Partant, la somme susvisée ne produira aucun intérêt, pas même au taux légal.
La demande de capitalisation des intérêts sera rejetée.
Sur les demandes accessoires :
Partie perdante, M. [L] [X] et Mme [U] [D] épouse [X] supporteront solidairement la charge des entiers dépens de l’instance.
Cependant, compte tenu des circonstances de la cause et de la position des parties, il n’apparaît pas équitable de condamner M. [L] [X] et Mme [U] [D] épouse [X] au remboursement des frais irrépétibles de la société Cofidis. Cette dernière sera donc déboutée de sa demande à ce titre.
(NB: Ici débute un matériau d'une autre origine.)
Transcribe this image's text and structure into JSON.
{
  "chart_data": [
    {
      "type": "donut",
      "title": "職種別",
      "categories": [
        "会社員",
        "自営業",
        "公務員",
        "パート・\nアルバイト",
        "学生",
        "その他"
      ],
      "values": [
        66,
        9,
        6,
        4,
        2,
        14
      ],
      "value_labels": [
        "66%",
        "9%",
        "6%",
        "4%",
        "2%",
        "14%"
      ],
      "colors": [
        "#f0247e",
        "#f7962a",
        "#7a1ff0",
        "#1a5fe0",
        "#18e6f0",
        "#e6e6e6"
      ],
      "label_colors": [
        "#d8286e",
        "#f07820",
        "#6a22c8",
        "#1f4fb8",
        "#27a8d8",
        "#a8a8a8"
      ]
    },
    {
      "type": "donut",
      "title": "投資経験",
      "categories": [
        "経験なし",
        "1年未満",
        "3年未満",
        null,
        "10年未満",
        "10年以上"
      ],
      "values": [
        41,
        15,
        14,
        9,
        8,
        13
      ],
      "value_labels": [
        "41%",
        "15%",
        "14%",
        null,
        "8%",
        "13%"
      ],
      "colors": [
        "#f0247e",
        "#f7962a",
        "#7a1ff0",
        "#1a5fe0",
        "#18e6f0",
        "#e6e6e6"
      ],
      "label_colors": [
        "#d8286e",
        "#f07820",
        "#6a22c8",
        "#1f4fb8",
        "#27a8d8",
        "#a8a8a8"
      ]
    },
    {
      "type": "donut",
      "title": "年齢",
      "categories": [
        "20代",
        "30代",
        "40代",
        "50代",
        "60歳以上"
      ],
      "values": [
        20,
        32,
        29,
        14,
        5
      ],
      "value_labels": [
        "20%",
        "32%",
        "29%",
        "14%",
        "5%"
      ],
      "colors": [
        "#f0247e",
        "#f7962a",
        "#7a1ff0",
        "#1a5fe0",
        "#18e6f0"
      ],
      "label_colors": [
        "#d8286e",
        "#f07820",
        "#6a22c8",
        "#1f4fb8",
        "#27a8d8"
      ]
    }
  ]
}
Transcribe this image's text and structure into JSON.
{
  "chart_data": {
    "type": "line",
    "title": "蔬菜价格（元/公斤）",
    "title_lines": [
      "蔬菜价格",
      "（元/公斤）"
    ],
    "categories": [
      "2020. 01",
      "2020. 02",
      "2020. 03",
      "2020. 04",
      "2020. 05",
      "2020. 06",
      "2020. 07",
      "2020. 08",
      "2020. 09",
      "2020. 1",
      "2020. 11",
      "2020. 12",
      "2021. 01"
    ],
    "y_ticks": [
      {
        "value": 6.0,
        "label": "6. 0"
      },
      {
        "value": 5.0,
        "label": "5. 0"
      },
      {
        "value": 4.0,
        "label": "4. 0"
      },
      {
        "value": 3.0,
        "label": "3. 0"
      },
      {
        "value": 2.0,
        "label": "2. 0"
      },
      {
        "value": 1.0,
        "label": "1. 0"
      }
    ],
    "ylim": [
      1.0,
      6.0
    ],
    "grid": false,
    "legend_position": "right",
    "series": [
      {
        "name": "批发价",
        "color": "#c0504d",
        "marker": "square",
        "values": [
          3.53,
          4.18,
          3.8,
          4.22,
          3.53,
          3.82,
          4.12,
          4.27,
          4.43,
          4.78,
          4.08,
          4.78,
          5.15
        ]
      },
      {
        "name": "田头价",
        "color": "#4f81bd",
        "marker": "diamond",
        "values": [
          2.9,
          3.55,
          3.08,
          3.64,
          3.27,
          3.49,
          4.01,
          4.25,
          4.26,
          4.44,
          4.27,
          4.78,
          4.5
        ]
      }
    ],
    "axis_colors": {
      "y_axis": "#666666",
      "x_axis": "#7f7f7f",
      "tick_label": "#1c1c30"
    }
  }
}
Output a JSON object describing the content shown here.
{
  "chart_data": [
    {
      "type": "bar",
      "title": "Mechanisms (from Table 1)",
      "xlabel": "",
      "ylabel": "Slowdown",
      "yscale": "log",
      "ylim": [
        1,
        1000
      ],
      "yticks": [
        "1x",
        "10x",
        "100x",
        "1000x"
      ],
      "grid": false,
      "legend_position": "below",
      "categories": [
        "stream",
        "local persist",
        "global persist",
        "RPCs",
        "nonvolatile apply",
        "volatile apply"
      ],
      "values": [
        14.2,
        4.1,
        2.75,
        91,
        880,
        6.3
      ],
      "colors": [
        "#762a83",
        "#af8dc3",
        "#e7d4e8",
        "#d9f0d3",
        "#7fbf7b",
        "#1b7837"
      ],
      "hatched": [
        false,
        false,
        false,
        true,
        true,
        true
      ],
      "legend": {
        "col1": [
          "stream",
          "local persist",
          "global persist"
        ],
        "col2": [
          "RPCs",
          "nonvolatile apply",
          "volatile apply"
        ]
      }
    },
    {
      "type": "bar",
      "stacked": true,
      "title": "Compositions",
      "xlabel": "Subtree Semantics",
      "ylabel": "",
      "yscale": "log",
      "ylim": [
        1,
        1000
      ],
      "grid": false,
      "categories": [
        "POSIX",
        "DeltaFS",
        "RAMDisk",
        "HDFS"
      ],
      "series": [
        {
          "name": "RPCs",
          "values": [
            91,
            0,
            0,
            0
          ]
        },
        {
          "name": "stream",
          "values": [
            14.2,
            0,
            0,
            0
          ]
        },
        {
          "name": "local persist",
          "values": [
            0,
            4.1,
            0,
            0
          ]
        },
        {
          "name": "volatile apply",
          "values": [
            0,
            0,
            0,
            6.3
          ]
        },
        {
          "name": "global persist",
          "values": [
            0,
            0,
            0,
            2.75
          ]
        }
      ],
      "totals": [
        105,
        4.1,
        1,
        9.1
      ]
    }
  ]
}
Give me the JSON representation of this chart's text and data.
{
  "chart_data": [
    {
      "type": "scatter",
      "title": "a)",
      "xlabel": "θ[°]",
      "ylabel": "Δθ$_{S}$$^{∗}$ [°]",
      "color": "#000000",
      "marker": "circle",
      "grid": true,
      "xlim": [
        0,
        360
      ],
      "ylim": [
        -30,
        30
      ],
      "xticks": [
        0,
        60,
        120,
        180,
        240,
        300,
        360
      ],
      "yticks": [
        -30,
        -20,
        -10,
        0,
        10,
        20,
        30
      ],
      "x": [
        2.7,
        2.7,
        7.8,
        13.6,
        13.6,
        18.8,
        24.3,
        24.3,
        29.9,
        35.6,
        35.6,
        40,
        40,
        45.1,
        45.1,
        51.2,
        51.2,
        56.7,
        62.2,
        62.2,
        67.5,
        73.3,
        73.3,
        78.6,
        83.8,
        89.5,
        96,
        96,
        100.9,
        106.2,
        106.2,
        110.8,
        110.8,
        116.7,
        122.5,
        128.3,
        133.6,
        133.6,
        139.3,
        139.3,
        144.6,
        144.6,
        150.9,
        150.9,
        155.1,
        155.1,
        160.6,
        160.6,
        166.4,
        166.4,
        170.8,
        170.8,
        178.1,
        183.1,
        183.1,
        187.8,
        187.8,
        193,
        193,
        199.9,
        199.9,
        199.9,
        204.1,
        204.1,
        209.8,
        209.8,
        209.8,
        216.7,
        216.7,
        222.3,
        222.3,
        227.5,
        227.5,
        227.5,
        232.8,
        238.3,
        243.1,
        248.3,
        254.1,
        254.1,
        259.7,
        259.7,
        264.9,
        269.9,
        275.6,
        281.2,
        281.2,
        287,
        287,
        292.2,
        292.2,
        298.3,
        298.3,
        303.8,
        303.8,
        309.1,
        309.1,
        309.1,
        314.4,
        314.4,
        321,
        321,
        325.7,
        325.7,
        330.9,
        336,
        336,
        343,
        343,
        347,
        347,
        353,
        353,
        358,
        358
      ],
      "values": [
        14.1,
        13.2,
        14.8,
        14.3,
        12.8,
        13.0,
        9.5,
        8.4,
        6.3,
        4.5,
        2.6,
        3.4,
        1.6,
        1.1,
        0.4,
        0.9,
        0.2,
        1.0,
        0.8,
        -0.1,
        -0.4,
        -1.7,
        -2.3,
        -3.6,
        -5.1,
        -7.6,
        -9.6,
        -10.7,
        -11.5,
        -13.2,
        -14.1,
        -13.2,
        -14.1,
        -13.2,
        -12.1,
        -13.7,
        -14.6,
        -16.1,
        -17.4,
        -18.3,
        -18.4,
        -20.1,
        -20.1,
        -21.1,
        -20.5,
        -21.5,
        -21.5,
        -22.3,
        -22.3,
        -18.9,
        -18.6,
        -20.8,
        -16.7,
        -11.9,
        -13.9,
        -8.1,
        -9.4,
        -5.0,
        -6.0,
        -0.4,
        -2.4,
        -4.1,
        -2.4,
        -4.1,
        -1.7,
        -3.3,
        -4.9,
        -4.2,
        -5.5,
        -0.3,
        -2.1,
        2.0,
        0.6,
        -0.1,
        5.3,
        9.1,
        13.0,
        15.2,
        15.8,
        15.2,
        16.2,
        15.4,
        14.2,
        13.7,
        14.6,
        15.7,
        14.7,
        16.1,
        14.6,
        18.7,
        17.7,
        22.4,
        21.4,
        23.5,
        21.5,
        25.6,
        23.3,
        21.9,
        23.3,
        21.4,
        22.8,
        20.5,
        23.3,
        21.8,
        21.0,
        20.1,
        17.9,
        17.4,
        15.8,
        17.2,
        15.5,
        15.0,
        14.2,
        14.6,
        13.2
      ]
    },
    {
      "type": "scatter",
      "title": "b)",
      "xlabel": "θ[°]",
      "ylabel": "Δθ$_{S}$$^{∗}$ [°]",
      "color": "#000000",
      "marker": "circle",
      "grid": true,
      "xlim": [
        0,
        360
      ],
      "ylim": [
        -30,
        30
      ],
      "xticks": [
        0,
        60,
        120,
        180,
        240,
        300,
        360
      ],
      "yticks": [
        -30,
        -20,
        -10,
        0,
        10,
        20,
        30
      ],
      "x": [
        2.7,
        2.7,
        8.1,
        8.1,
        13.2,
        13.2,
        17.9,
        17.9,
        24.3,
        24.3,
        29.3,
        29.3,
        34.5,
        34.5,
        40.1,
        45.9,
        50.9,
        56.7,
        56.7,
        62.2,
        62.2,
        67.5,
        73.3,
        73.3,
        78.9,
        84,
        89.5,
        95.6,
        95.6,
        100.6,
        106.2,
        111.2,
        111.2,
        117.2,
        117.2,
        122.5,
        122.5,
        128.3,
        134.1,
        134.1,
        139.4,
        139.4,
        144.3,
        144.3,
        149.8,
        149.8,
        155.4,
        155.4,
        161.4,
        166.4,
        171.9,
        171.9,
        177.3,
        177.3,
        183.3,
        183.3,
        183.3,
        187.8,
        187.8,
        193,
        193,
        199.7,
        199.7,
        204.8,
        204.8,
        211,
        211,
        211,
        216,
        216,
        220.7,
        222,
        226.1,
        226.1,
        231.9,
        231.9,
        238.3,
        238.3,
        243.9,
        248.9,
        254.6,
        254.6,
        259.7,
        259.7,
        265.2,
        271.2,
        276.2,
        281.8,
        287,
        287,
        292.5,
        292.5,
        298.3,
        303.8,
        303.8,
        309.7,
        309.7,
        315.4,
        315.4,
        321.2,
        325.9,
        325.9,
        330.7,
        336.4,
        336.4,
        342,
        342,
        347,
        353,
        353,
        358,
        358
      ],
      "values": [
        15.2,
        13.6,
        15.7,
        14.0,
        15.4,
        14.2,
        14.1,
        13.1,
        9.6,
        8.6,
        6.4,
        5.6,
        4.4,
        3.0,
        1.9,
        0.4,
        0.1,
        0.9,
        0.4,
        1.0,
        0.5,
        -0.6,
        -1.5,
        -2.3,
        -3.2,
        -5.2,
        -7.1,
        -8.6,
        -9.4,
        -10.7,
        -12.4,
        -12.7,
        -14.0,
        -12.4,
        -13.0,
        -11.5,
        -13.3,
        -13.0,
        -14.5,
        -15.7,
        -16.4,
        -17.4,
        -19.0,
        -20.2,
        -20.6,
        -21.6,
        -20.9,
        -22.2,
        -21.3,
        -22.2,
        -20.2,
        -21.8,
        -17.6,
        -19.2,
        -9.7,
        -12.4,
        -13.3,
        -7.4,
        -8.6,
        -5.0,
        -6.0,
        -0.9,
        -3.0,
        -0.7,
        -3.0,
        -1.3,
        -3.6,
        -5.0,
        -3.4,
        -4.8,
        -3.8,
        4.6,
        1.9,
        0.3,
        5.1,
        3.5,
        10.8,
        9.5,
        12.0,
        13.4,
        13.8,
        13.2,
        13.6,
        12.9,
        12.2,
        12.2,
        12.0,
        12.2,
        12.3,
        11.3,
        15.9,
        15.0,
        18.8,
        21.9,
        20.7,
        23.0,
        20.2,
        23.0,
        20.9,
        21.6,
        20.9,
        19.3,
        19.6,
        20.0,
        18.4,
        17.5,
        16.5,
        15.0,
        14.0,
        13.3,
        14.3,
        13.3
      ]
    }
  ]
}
Le jugement est exécutoire de plein droit en vertu de l’article 514 du Code de procédure civile.
PAR CES MOTIFS
Le juge en charge des contentieux de la protection, statuant par mise à disposition au greffe, par jugement réputé contradictoire et en premier ressort,
Prononce la déchéance du droit aux intérêts au titre du contrat proposé par la société Cofidis et accepté par M. [L] [X] et Mme [U] [D] épouse [X] n° 185200040100068764301 ;
Condamne M. [L] [X] et Mme [U] [D] épouse [X] solidairement à verser à la société Cofidis la somme de 7634,52 euros ;
Dit que cette somme de 7634,52 euros ne produira aucun intérêt ;
Condamne M. [L] [X] et Mme [U] [D] épouse [X] solidairement aux entiers dépens de l’instance ;
Déboute la société Cofidis de sa demande au titre de l’article 700 du Code de procédure civile ;
Rejette le surplus des demandes ;
Rappelle que l’exécution provisoire de la présente décision est de droit.